Building snaps in LXD (not Ubuntu 16.04)

These instructions are superseded by these docs, which contain a more streamlined way of using LXD with snapcraft. Just use lxc launch ubuntu:17.10 snapcraft -c security.privileged=true or whatever version you want instead of 16.04.


What if you want to use stage-packages from Ubuntu 17.04 rather than 16.10 or 16.04 (i.e., you want more up-to-date dependencies)? Well the easy answer is to build your Snappy package on 17.04, good job that you can do that really easily using the LXD snap!

[Note, you can now snap using LXD, but only with Ubuntu 16.04 as the container OS, as far as I’m aware, using SNAPCRAFT_CONTAINER_BUILDS=1 snapcraft for a persistent LXD container or snapcraft cleanbuild for a non-persistent LXD container]

First, you’ll want to install LXD

sudo snap install lxd
sudo lxd init

Pick the default options if asked

Use the following command to create a 17.04 container (when there’s a 17.10 LXD thing, you’ll want to use 17.10 instead of 17.04)

sudo lxc launch ubuntu-daily:17.04 my-ubuntu-dev

Open a shell in your new container

sudo lxc shell my-ubuntu-dev

(To start your container in future, you’ll want to use lxc start my-ubuntu-dev)

Make sure it’s updated, you’ll probably want to do this most times you go into your container so you have the latest dependencies to pull into your snap

apt update ; apt upgrade

Make folders to do your Snapcraft development in with mkdir and cd. Then go to the folder you want to build your Snap in, use vi snapcraft.yaml and i to start typing. Write your snapcraft.yaml file. Hit Esc and then type :x and hit Enterwhen you’re done.

Now install Snapcraft in your container

apt install snapcraft

Build your Snap by running snapcraft in the directory with your snapcraft.yaml in it.

Check what your snap is called with ls.

If your snapped application only uses the Terminal, you can install it with snap install mysnap.snap --dangerous and then run it with snap run mysnap (or just mysnap). Otherwise:

Exit your container with, um, exit.

Navigate to the directory you want to put your built snap file, use lxc file pull my-ubuntu-dev/root/DirectoryMySnapIsIn/mysnap.snap . I got a permission denied error trying to do this before, you might need to reboot or something (remember to relaunch your container with the command given earlier once you log back in).
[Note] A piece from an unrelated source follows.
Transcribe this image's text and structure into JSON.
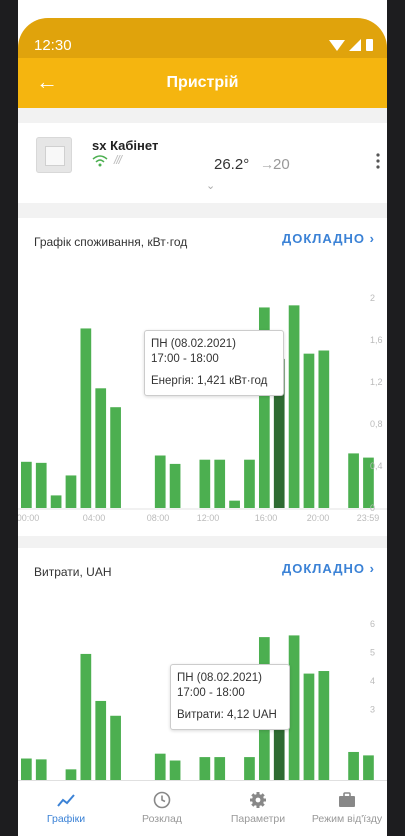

Then install your Snap with sudo snap install mysnap.snap --dangerous, and run it with snap run mysnap or just mysnap assuming you don’t have a Deb package installed which uses the same command.

If there’s bugs, go back into your container (with the command to open Bash in your container, given before) and edit your snapcraft.yaml, rebuild, pull it out, install it, test it etc

This message is a wiki, so please feel free to edit and improve it to match reality.

5 Likes

Thanks, this is really useful.

@Ads20000 This is super helpful, thank you!

One suggestion: we have an alias nowdays that allows calling lxd.lxc as simply lxc.

And one question: can I turn your post into a wiki, so that people can contribute and keep it up to date over time?

Please do, and edit the commands for your suggestion while you’re about it! :slight_smile:

@Ads20000 Done! Main change was the alias, and changed the capitalization of the snap since snapd enforces lowercasing for their names. You can see the exact changes clicking on the pencil on the top-right corner of the message.

Feel free to edit/tune further, of course.

I think you meant lxd init.

Niemeyer agrees above that the correct command is lxc, which is an alias for lxd.lxc.

Edit: nope, @om26er is right.

ouch … given that all docs you will find online will tell you to use “lxd init” that sounds quite bad actually …

Right, that’s not related to what I said.

To initialize lxd you have to call lxd init, after that we use lxc for provisioning or whatever. A little confusing yes, but that’s how lxd works :slight_smile:

Cheers @om26er @ogra, have edited, I don’t even know that much about LXD but found this useful at the time so documented it. Niemeyer did make the post a wiki so anyone can edit and improve it, but thanks for the suggestion :slight_smile:

1 Like

Would these instruction be no longer relevant with the cleanbuild option? I only ask because of the reference to this being moved over to a wiki. Just a thought.

There’s a PR to allow building in a container with a specific image.